Stand by your ballot boxes: the LibDems have unveiled their zero carbon plan ahead of their annual conference. And in either a victory for common sense or an indictment of the road transport industry’s standing with government, trucks escape scot-free!

The policy paper, entitled Green Growth and Green Jobs, sets out how the LibDems could ensure the UK reaches zero net greenhouse gas emissions by 2050. It touches on reducing energy demand, decarbonising electricity, and financing the transition to a zero carbon economy.

Inevitably, transport as a whole comes under some scrutiny – but predictably (this is the LibDems!) passenger travel is of a much greater concern than freight.

Among the highlights are such statements as:

  • “By 2040, only ultra-low carbon vehicles will be permitted on UK roads for non-freight purposes. If technology permitted, we would bring forward this date.”
  • “Liberal Democrats support setting further ambitious interim emissions targets for cars of around 70g CO2/km to take effect in 2025. We also support tightening emissions for vans, which at 147g CO2/km by 2020 are currently far too loose compared to the equivalent target for cars.”
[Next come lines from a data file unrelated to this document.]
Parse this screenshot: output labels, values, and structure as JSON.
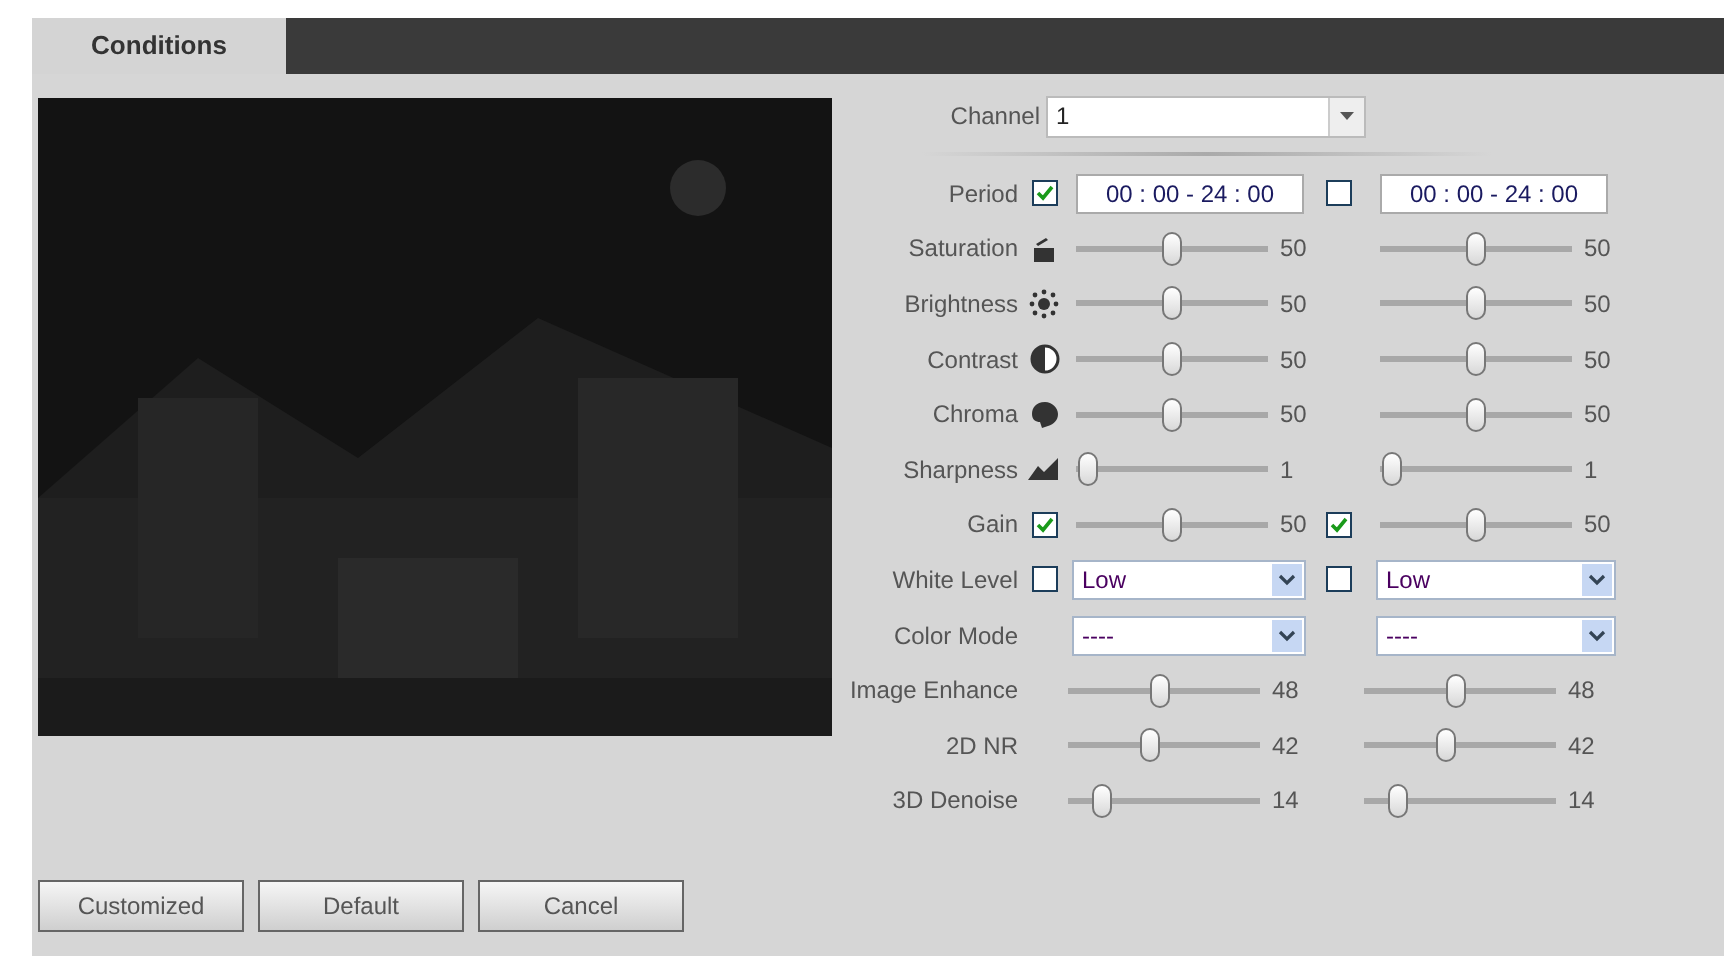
{
  "tabs": [
    {
      "label": "Conditions",
      "selected": true
    }
  ],
  "channel": {
    "label": "Channel",
    "value": "1"
  },
  "rows": [
    {
      "kind": "period",
      "label": "Period",
      "sides": [
        {
          "checked": true,
          "value": "00 : 00 - 24 : 00"
        },
        {
          "checked": false,
          "value": "00 : 00 - 24 : 00"
        }
      ]
    },
    {
      "kind": "slider",
      "label": "Saturation",
      "sides": [
        {
          "level": 0.5,
          "reading": "50"
        },
        {
          "level": 0.5,
          "reading": "50"
        }
      ]
    },
    {
      "kind": "slider",
      "label": "Brightness",
      "sides": [
        {
          "level": 0.5,
          "reading": "50"
        },
        {
          "level": 0.5,
          "reading": "50"
        }
      ]
    },
    {
      "kind": "slider",
      "label": "Contrast",
      "sides": [
        {
          "level": 0.5,
          "reading": "50"
        },
        {
          "level": 0.5,
          "reading": "50"
        }
      ]
    },
    {
      "kind": "slider",
      "label": "Chroma",
      "sides": [
        {
          "level": 0.5,
          "reading": "50"
        },
        {
          "level": 0.5,
          "reading": "50"
        }
      ]
    },
    {
      "kind": "slider",
      "label": "Sharpness",
      "sides": [
        {
          "level": 0.01,
          "reading": "1"
        },
        {
          "level": 0.01,
          "reading": "1"
        }
      ]
    },
    {
      "kind": "slider",
      "label": "Gain",
      "sides": [
        {
          "checked": true,
          "level": 0.5,
          "reading": "50"
        },
        {
          "checked": true,
          "level": 0.5,
          "reading": "50"
        }
      ]
    },
    {
      "kind": "dropdown",
      "label": "White Level",
      "sides": [
        {
          "checked": false,
          "value": "Low"
        },
        {
          "checked": false,
          "value": "Low"
        }
      ]
    },
    {
      "kind": "dropdown",
      "label": "Color Mode",
      "sides": [
        {
          "value": "----"
        },
        {
          "value": "----"
        }
      ]
    },
    {
      "kind": "slider",
      "label": "Image Enhance",
      "sides": [
        {
          "level": 0.48,
          "reading": "48"
        },
        {
          "level": 0.48,
          "reading": "48"
        }
      ]
    },
    {
      "kind": "slider",
      "label": "2D NR",
      "sides": [
        {
          "level": 0.42,
          "reading": "42"
        },
        {
          "level": 0.42,
          "reading": "42"
        }
      ]
    },
    {
      "kind": "slider",
      "label": "3D Denoise",
      "sides": [
        {
          "level": 0.14,
          "reading": "14"
        },
        {
          "level": 0.14,
          "reading": "14"
        }
      ]
    }
  ],
  "buttons": [
    "Customized",
    "Default",
    "Cancel"
  ]
}
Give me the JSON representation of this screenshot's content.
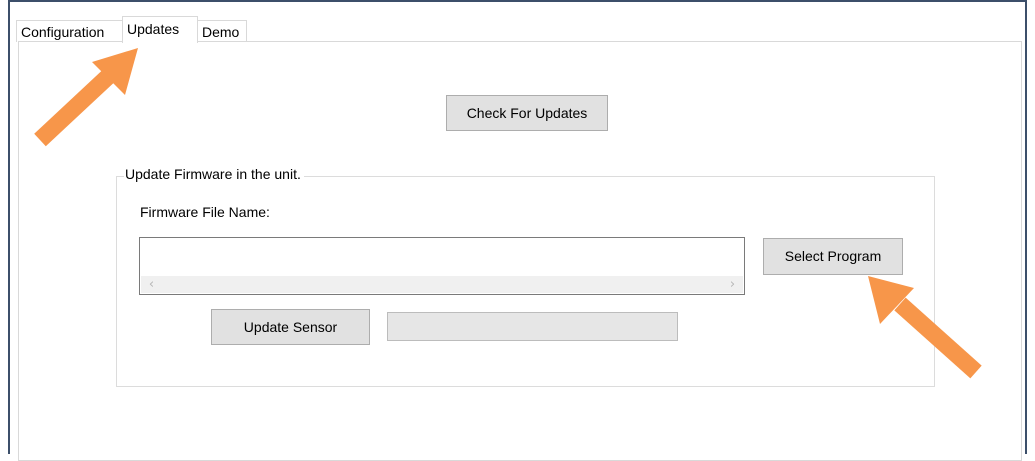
{
  "tabs": [
    {
      "label": "Configuration",
      "active": false
    },
    {
      "label": "Updates",
      "active": true
    },
    {
      "label": "Demo",
      "active": false
    }
  ],
  "main": {
    "check_updates_label": "Check For Updates"
  },
  "firmware_group": {
    "title": "Update Firmware in the unit.",
    "file_name_label": "Firmware File Name:",
    "file_name_value": "",
    "select_program_label": "Select Program",
    "update_sensor_label": "Update Sensor",
    "progress": 0
  },
  "annotations": {
    "arrow_color": "#f7964a"
  },
  "icons": {
    "scroll_left": "‹",
    "scroll_right": "›"
  }
}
The LibDems recognise that the taxation of aviation is “currently well below that for other sectors” and thus our long-held pet peeve – that the aviation industry doesn’t pay fuel duty – is addressed. The policy paper suggests a “per plane duty, charged in proportion to the carbon emissions created by that journey”.

The shipping industry would also be targeted with a range of measures given that “fuel used for shipping is essentially untaxed”.

The most telling statement in the document that has any bearing on the movement of freight by road is this: “Consumer eating habits are also important. [We] would adopt a National Food Strategy to secure the production and consumption of sustainable and healthy food.” While it doesn’t quite shout ‘buy and eat local produce’, it’s not far off that pipedream – and a significant move in that direction would bring about considerable change for supermarket supply chains.

But for now, the LibDems are focused on planes, trains and automobiles, and not trucks. Amen to that!